When I go on my daily four-mile walk and see a penny lying on the ground, I pick it up. Scottish habits die hard, even when your family has been in America for over 300 years.
Recently here in Arlington, Va., the lowly penny became symbolic. For the first time, it now costs one cent to draw a gallon of water out of the tap in your home. Yes, even water prices are going up fast. Enjoy a long shower? That'll now be 40 cents. Wash your car? Fifty cents. Water the lawn for an hour? Two dollars.
Gasoline, airplane tickets, cooking oil, bread, and now, water – sometimes it seems that the price of everything is headed for the moon.

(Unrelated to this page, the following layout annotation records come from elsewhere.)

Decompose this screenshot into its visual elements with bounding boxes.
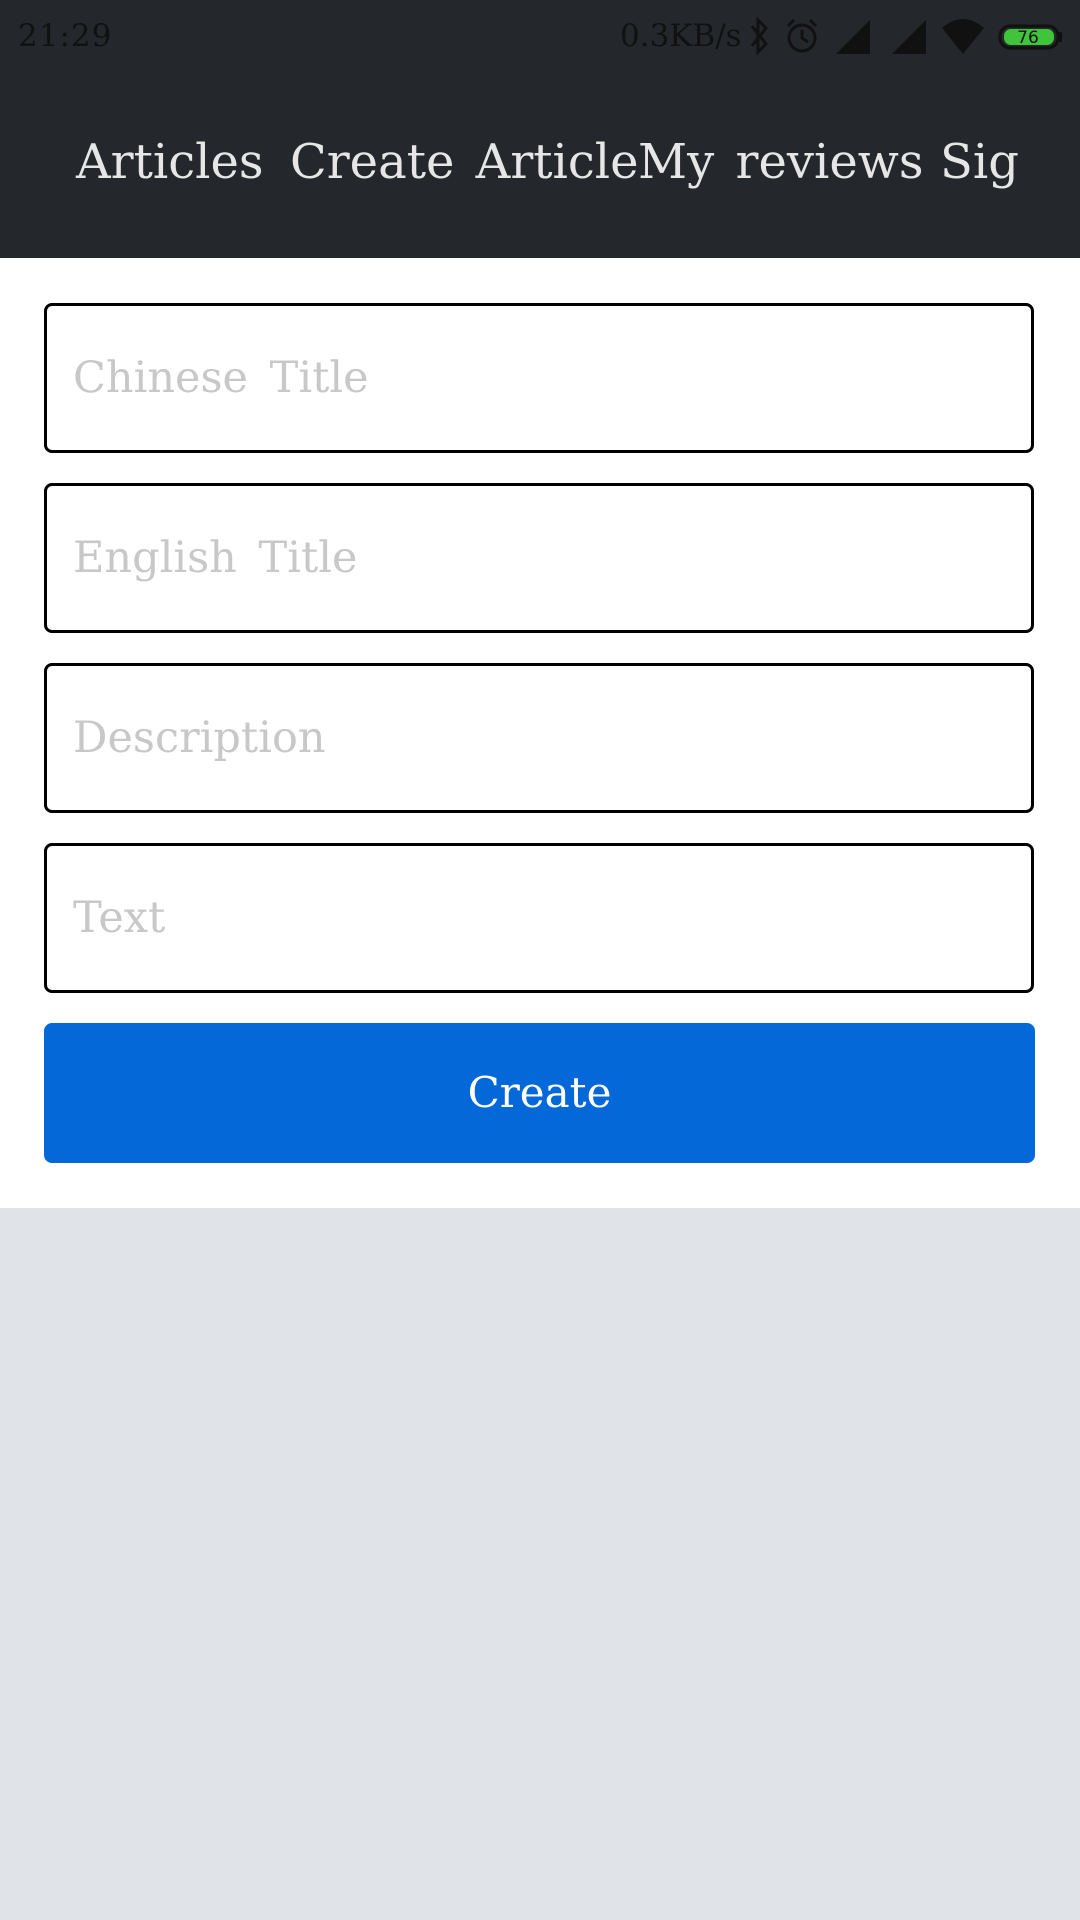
english-title-input[interactable]	[73, 486, 1003, 630]
wifi-icon	[942, 19, 984, 54]
nav-articles[interactable]: Articles	[76, 134, 264, 190]
english-title-field	[44, 483, 1034, 633]
chinese-title-input[interactable]	[73, 306, 1003, 450]
signal-icon	[892, 20, 926, 54]
alarm-icon	[786, 18, 818, 53]
nav-my-reviews[interactable]: My reviews	[638, 134, 923, 190]
description-input[interactable]	[73, 666, 1003, 810]
nav-sign[interactable]: Sig	[940, 134, 1019, 190]
signal-icon	[836, 20, 870, 54]
top-nav: Articles Create Article My reviews Sig	[0, 134, 1080, 214]
battery-icon: 76	[998, 24, 1062, 50]
battery-level: 76	[1017, 28, 1039, 48]
app-header: 21:29 0.3KB/s 76 Articles Create Article…	[0, 0, 1080, 258]
nav-create-article[interactable]: Create Article	[290, 134, 639, 190]
status-time: 21:29	[18, 18, 113, 54]
text-input[interactable]	[73, 846, 1003, 990]
status-bar: 21:29 0.3KB/s 76	[0, 0, 1080, 76]
create-button[interactable]: Create	[44, 1023, 1035, 1163]
text-field	[44, 843, 1034, 993]
bluetooth-icon	[750, 16, 768, 56]
network-speed: 0.3KB/s	[620, 18, 742, 54]
description-field	[44, 663, 1034, 813]
chinese-title-field	[44, 303, 1034, 453]
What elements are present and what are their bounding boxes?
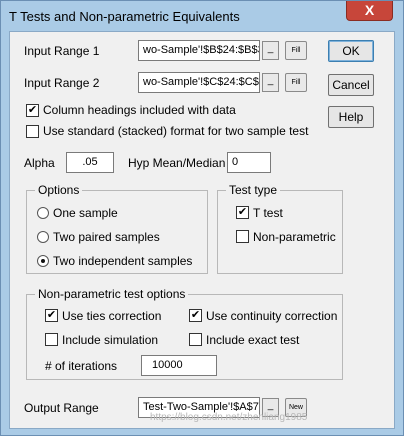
t-test-label: T test [253, 206, 283, 220]
close-button[interactable]: X [346, 1, 393, 21]
input-range-2-field[interactable]: wo-Sample'!$C$24:$C$32 [138, 72, 260, 93]
hyp-mean-label: Hyp Mean/Median [128, 156, 226, 170]
ok-button[interactable]: OK [328, 40, 374, 62]
dialog-window: T Tests and Non-parametric Equivalents X… [0, 0, 404, 436]
alpha-field[interactable]: .05 [66, 152, 114, 173]
include-exact-test-label: Include exact test [206, 333, 300, 347]
one-sample-label: One sample [53, 206, 118, 220]
nonparametric-options-group: Non-parametric test options ✔ Use ties c… [26, 287, 343, 380]
column-headings-label: Column headings included with data [43, 103, 236, 117]
use-ties-correction-label: Use ties correction [62, 309, 162, 323]
two-independent-samples-label: Two independent samples [53, 254, 193, 268]
title-bar: T Tests and Non-parametric Equivalents X [1, 1, 403, 31]
nonparametric-options-title: Non-parametric test options [35, 287, 189, 301]
help-button[interactable]: Help [328, 106, 374, 128]
cancel-button[interactable]: Cancel [328, 74, 374, 96]
options-group-title: Options [35, 183, 83, 197]
stacked-format-label: Use standard (stacked) format for two sa… [43, 124, 309, 138]
use-continuity-correction-label: Use continuity correction [206, 309, 338, 323]
stacked-format-checkbox[interactable] [26, 125, 39, 138]
use-continuity-correction-checkbox[interactable]: ✔ [189, 309, 202, 322]
hyp-mean-field[interactable]: 0 [227, 152, 271, 173]
input-range-1-field[interactable]: wo-Sample'!$B$24:$B$32 [138, 40, 260, 61]
iterations-label: # of iterations [45, 359, 118, 373]
watermark: https://blog.csdn.net/zhenliang1985 [150, 412, 308, 423]
iterations-field[interactable]: 10000 [141, 355, 217, 376]
test-type-group-title: Test type [226, 183, 281, 197]
column-headings-checkbox[interactable]: ✔ [26, 104, 39, 117]
input-range-1-dropdown-button[interactable]: _ [262, 41, 279, 60]
non-parametric-checkbox[interactable] [236, 230, 249, 243]
options-group: Options One sample Two paired samples Tw… [26, 183, 208, 274]
alpha-label: Alpha [24, 156, 55, 170]
radio-selected-dot [41, 259, 45, 263]
input-range-1-fill-button[interactable]: Fill [285, 41, 307, 60]
input-range-2-fill-button[interactable]: Fill [285, 73, 307, 92]
t-test-checkbox[interactable]: ✔ [236, 206, 249, 219]
input-range-2-dropdown-button[interactable]: _ [262, 73, 279, 92]
include-simulation-checkbox[interactable] [45, 333, 58, 346]
use-ties-correction-checkbox[interactable]: ✔ [45, 309, 58, 322]
two-paired-samples-label: Two paired samples [53, 230, 160, 244]
window-title: T Tests and Non-parametric Equivalents [9, 9, 240, 24]
non-parametric-label: Non-parametric [253, 230, 336, 244]
input-range-2-label: Input Range 2 [24, 76, 100, 90]
dialog-body: Input Range 1 wo-Sample'!$B$24:$B$32 _ F… [9, 31, 395, 429]
include-exact-test-checkbox[interactable] [189, 333, 202, 346]
output-range-label: Output Range [24, 401, 99, 415]
test-type-group: Test type ✔ T test Non-parametric [217, 183, 343, 274]
two-independent-samples-radio[interactable] [37, 255, 49, 267]
one-sample-radio[interactable] [37, 207, 49, 219]
include-simulation-label: Include simulation [62, 333, 159, 347]
two-paired-samples-radio[interactable] [37, 231, 49, 243]
input-range-1-label: Input Range 1 [24, 44, 100, 58]
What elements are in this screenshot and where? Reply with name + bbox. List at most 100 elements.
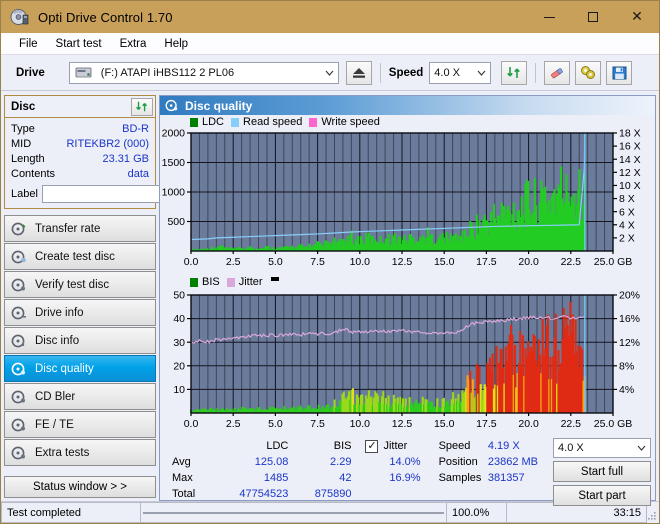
x-tick-label: 2.5 (226, 418, 241, 430)
x-tick-label: 5.0 (268, 418, 283, 430)
sidebar-item-label: CD Bler (35, 391, 75, 403)
settings-button[interactable] (575, 61, 601, 85)
save-button[interactable] (606, 61, 632, 85)
stats-col-ldc: LDC 125.08 1485 47754523 (217, 438, 288, 506)
main-area: Disc Type BD-R MID RITE (1, 91, 659, 501)
y2-tick-label: 2 X (619, 232, 635, 244)
chevron-down-icon[interactable] (473, 63, 490, 83)
charts-container: LDC Read speed Write speed 5001000150020… (160, 115, 655, 436)
stats-col-bis: BIS 2.29 42 875890 (288, 438, 351, 506)
stats-label-avg: Avg (172, 454, 217, 470)
bis-chart: BIS Jitter 10203040504%8%12%16%20%0.02.5… (160, 273, 655, 436)
legend-label-ldc: LDC (202, 116, 224, 128)
disc-icon (11, 250, 27, 264)
legend-label-jitter: Jitter (239, 276, 263, 288)
stats-panel: Avg Max Total LDC 125.08 1485 47754523 B… (160, 436, 655, 508)
disc-row-value: BD-R (122, 123, 149, 135)
menu-extra[interactable]: Extra (111, 36, 156, 52)
sidebar-item-fe-te[interactable]: FE / TE (4, 411, 156, 438)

But you can do something about it.
My concern about higher prices started three years ago. That was when I wrote a series of articles for the Monitor about future supplies of energy. The outlook was glum then, and looks even glummer today.
So in the past three years, I've come up with several things that helped me deal with rising energy and utility costs. Among my most effective tools (no joke!):
A piece of strong cord.
A collection of buckets.
A knob that says "Hot" and "Cold."
A well-trained right foot.
The specific problem that motivated this energy crusade was the rising price of natural gas. Prices zoomed from 54 cents per 100 cubic feet in 2002 to 95 cents in 2005. Now it's $1.04.
At first I did things that experts recommend. I boosted the insulation in my attic from four inches to 16 inches. I put in 14 new double-paned windows with argon gas insulator.
When the first winter arrived, I was really excited. I thought my energy bill would fall faster than the 2008 stock market. But my gas bill hardly budged.
As the months went by, prices went higher, and my bill went up. Nothing seemed to help.
Then came my first breakthrough. And I can thank the Arlington County government for the inspiration. The county announced that to pay for costly new sewer projects, the combined sewer-water charges were rising to more than one cent for every gallon of water, even if it were used to irrigate lawns.
I thought: Maybe those deep baths and long showers I enjoyed should go. And maybe the water didn't have to be so hot.